Les pertes humaines de la Première Guerre mondiale s’élèvent à environ 18 600 000 morts dont 9 700 000 militaires et 8 900 000 civils. Pour la France, ce sont 1 400 000 morts dont plus d’un tiers avaient entre dix-neuf et vingt-deux ans. C’est encore 3 514 000 blessés, 600 000 invalides, 300 000 mutilés et amputés, 42 000 aveugles, 15 000 gueules cassées. on compte environ 600 000 veuves et autant d’orphelins. La bataille de Verdun fit à elle seule 306 000 morts et celle du chemin des dames 350 000 morts ou blessés.

On pourrait continuer à aligner des chiffres jusqu’à la nausée.

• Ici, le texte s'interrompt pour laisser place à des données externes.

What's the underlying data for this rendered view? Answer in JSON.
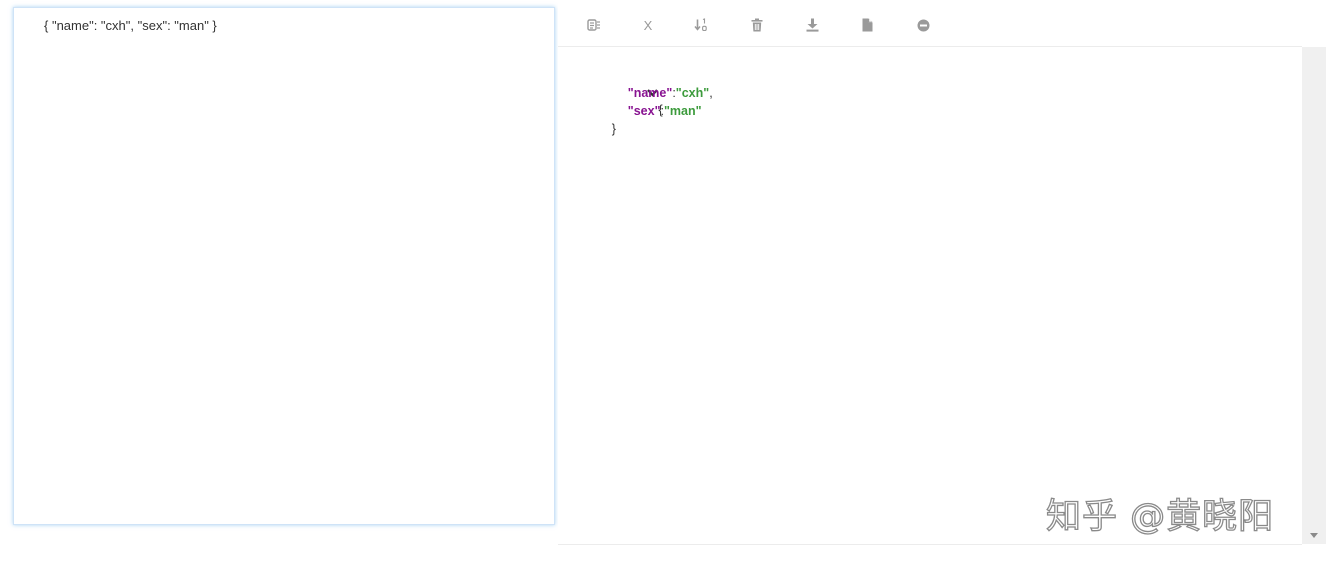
{
  "input": {
    "value": "{ \"name\": \"cxh\", \"sex\": \"man\" }"
  },
  "toolbar": {
    "buttons": [
      {
        "name": "format-icon"
      },
      {
        "name": "x-icon",
        "label": "X"
      },
      {
        "name": "sort-icon"
      },
      {
        "name": "trash-icon"
      },
      {
        "name": "download-icon"
      },
      {
        "name": "file-icon"
      },
      {
        "name": "minus-circle-icon"
      }
    ]
  },
  "viewer": {
    "open_brace": "{",
    "close_brace": "}",
    "entries": [
      {
        "key": "\"name\"",
        "value": "\"cxh\"",
        "trailing": ","
      },
      {
        "key": "\"sex\"",
        "value": "\"man\"",
        "trailing": ""
      }
    ],
    "colon": ":"
  },
  "watermark": {
    "text": "知乎 @黄晓阳"
  },
  "colors": {
    "key": "#881391",
    "string": "#3c9b3c",
    "focus_border": "#66afe9"
  }
}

Ils n’ont aucun sens. Ils dépassent ce que notre cerveau est capable de concevoir. Il suffit de savoir qu’un soldat français sur quatre n’est jamais revenu.

Mes quatre arrière-grands-pères ont survécu. L’un habitait la zone occupée et les trois autres étaient sur le front. Cette résistance aux statistiques m’a intriguée. J’ai cherché à savoir qui ils étaient, tenté d’imaginer leur retour au sens propre et figuré dans leurs villages, auprès de leurs femmes, dans leurs familles. que signifie retrouver une vie normale après quatre années de guerre ?

C’est l’histoire d’hommes et de femmes simples, de condition modeste. une génération à laquelle rien n’a été épargné : guerre, crises sociales et économiques, pandémie.

Ce sont mes arrière-grands-parents : ils sont ceux que nous sommes.

 

19 octobre 1918, Somain – département du Nord

Ce matin-là, et pour la première fois de sa vie peut-être, Joseph Defontaine voyait sa confiance en lui vaciller. Avant tout il avait faim, faim comme jamais, même quand adolescent travaillant à la mine, son déjeuner se composait d’un café léger comme une tisane dans lequel quelques morceaux de pain se noyaient. Plus qu’au cours de ces quatre dernières années où l’occupant allemand raflait toute la nourriture si bien que trouver à manger était devenu une préoccupation permanente. Non, depuis trois jours, il n’avait tout simplement rien avalé et était sujet à des vertiges qui l’obligeaient à doser ses efforts. Ces défaillances physiques l’inquiétaient. Il n’était pas très grand mais solidement charpenté, de nature vigoureuse et n’était pas habitué à ce que son corps le trahisse. Cela faisait bien deux ans que ses vêtements d’avant-guerre flottaient ridiculement autour de lui mais il était à présent squelettique, comme menacé de disparition.

Ces dernières semaines, les Allemands étaient pris de folie. Depuis le débarquement américain, ils savaient l’issue imminente et en leur défaveur. Comme un animal sauvage pris au piège, ils se débattaient frénétiquement et mordaient dans toutes les directions. Chaque jour des hommes étaient raflés et partaient, en train ou en camion, soutenir à l’arrière l’effort de guerre allemand. même les mineurs et les cheminots, relativement protégés jusque-là, étaient réquisitionnés et ceux qui s’y opposaient, fusillés. Une campagne massive de sabotage s’était également mise en branle. Le but était la destruction des outils de production dans les mines, les transports, tout ce qui aurait pu contribuer à un redressement économique rapide. On entendait à tout bout de champ des bombes éclater et on ne pouvait rien y faire, seulement essayer de deviner, à la pro-venance du bruit, la cible touchée. L’ennemi avait décidé qu’il ne resterait rien de Somain après son départ.

Joseph avait anticipé la débâcle. Fin septembre, il avait demandé à sa femme Virginie de se réfugier chez son père à la campagne avec les enfants.

— C’est bientôt fini, lui avait-il dit, en la serrant dans ses bras, mais jusqu’à ce que les alliés arrivent ça va être pire que tout ce qu’on a déjà enduré.

— Mais pourquoi tu ne viens pas avec nous ?

— Avec quelques gars, on a décidé de rester. on va essayer de sauver un peu de matériel en le cachant, en l’enterrant même s’il le faut.

— C’est ridicule, dit-elle en haussant les épaules, vous ne pourrez rien faire de plus et puis comment vas-tu faire pour...

— Tu as peut-être raison mais on ne peut quand même pas tous fuir et leur abandonner la ville !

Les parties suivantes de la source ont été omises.